General characteristics
- Type: General cargo ship
- Tonnage: 875 GRT
- Length: 66 m (217 ft)
- Beam: 10.5 m (34 ft)
- Draught: 4.2 m (14 ft)
- Propulsion: 6 cyl. 4 stroke diesel engine
- Speed: 9.5 knots

= MV Demetrios II =

The MV Demetrios II, also known as Dimitrios II, was a cargo ship, built in 1964 by J. J. Sietas at their shipbuilding yard in Hamburg-Neuenfelde, Germany. The ship ran aground off the coast of the Mediterranean island of Cyprus in 1998.

== Paphos accident ==
The Honduran-flagged M/V Demetrios II ran aground off Paphos Lighthouse on 23 March 1998 in heavy seas, during a voyage from Greece to Syria with a cargo of timber.

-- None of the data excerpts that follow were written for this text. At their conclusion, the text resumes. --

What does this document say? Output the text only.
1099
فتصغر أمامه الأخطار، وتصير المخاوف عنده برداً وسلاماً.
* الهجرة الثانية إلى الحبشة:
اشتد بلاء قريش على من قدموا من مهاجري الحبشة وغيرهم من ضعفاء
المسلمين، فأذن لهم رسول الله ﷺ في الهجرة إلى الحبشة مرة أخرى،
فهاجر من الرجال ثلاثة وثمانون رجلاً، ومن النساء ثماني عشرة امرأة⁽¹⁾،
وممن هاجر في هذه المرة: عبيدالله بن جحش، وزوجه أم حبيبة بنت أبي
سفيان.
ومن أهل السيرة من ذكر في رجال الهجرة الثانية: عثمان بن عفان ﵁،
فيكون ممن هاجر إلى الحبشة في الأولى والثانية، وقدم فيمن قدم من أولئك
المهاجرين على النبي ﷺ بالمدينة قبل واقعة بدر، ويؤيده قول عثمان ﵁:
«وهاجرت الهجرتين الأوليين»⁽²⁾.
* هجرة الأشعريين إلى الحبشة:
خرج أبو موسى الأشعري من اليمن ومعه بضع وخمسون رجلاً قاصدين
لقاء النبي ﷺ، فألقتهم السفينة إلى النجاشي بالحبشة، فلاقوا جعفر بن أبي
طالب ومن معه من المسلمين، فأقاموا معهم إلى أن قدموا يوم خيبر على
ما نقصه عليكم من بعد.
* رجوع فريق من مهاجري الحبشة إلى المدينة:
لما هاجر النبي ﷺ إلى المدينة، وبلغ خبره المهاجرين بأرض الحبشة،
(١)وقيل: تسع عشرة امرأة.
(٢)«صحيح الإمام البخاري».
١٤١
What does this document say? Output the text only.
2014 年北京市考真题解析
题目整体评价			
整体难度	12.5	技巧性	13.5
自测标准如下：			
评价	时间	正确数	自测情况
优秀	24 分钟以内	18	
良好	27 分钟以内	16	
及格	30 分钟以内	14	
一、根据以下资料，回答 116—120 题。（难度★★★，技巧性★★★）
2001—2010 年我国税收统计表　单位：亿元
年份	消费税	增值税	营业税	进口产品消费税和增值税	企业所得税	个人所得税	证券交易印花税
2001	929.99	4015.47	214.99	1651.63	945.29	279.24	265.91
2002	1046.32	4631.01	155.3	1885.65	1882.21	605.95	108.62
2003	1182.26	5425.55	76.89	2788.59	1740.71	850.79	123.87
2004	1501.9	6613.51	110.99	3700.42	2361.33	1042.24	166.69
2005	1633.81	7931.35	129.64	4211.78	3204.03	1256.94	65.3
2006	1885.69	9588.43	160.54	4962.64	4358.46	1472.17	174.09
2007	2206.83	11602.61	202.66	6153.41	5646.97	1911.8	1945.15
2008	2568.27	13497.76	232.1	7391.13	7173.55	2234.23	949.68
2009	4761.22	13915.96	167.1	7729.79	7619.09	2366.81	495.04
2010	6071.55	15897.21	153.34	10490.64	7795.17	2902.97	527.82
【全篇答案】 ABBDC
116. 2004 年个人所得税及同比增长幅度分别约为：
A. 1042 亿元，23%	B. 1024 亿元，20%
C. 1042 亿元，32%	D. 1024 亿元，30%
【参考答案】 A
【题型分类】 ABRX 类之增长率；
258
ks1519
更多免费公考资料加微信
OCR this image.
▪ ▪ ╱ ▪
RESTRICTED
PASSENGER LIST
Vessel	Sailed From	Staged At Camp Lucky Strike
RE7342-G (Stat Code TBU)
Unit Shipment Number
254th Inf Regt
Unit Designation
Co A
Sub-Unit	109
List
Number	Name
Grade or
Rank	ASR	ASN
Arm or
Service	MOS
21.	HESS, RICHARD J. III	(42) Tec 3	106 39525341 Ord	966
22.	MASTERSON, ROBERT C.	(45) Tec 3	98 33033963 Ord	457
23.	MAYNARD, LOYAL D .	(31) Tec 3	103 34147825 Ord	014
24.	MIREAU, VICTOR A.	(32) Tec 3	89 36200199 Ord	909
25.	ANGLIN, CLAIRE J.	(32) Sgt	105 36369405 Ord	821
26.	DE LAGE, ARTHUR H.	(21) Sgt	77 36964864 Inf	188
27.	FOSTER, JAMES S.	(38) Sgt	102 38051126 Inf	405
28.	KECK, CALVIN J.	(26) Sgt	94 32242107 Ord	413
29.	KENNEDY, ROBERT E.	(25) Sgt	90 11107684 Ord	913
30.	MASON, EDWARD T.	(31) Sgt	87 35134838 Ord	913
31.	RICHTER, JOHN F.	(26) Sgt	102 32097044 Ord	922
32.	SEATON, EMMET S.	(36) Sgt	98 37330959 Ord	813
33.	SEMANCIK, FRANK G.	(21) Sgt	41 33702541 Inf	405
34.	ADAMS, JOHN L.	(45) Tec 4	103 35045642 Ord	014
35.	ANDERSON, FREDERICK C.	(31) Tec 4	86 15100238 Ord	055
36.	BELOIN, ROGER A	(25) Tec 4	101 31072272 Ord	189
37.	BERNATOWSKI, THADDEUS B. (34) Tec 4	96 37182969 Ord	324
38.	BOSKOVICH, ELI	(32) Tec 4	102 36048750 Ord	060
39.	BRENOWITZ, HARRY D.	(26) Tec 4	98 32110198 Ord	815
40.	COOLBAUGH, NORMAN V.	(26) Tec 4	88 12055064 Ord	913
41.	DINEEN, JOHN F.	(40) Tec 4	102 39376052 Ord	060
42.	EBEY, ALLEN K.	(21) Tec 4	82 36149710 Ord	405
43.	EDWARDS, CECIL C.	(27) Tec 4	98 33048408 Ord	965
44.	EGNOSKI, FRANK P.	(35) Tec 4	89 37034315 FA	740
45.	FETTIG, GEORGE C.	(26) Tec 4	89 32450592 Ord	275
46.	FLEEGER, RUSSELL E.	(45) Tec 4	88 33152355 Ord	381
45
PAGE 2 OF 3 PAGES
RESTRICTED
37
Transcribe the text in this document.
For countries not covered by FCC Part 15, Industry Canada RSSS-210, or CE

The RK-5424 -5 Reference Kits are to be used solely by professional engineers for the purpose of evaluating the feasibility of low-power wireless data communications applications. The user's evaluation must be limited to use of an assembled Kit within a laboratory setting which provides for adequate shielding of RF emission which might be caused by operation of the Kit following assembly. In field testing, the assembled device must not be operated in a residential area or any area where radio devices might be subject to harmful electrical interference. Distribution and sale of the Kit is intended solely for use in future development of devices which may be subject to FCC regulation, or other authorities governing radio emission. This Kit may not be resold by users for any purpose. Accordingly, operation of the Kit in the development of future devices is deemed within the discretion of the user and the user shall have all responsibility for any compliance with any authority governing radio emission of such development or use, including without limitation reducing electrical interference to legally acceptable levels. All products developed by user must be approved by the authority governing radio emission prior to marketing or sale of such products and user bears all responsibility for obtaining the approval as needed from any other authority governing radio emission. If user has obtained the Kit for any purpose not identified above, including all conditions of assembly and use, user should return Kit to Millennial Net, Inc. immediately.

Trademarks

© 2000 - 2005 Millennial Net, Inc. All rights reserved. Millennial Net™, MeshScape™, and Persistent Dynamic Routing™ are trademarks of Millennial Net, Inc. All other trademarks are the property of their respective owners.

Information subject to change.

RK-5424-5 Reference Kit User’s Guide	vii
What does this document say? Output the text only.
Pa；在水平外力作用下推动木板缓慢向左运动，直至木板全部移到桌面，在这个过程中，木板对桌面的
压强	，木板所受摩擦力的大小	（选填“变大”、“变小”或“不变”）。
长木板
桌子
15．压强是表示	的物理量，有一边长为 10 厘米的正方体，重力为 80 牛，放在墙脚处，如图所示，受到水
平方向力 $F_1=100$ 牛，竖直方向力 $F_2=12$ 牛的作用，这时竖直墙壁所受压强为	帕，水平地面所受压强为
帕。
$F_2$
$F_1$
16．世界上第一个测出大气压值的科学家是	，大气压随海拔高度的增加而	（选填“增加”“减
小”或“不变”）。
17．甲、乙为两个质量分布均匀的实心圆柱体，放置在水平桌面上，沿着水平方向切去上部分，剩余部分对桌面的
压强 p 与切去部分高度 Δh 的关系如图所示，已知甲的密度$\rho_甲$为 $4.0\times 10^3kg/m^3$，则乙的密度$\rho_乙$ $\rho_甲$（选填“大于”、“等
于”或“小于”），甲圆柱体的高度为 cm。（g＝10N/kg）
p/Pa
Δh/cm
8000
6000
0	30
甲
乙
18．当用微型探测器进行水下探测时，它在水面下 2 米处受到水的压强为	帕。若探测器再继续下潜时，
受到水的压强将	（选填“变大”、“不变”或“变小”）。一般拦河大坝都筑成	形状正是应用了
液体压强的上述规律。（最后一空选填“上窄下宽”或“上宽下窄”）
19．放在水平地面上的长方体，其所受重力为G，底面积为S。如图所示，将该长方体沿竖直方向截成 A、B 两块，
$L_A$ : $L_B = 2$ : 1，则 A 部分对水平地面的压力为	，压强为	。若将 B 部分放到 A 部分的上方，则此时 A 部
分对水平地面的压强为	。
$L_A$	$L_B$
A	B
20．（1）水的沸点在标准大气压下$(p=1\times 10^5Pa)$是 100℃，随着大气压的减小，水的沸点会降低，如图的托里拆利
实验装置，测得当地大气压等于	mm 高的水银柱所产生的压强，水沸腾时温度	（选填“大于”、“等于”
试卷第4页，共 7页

At the time of the accident, the ship had eight crew members: 4 Greeks, 2 Pakistanis and 2 Syrians. The crew were rescued and airlifted to safety of Paphos by a British military helicopter.

It was subsequently confirmed in the journal Lloyd's List that the seafaring certificates of competency for the Greek captain and the Pakistani first officer had been forged.

The wreck can clearly be seen whilst traveling along the center of Paphos to Coral Bay Road.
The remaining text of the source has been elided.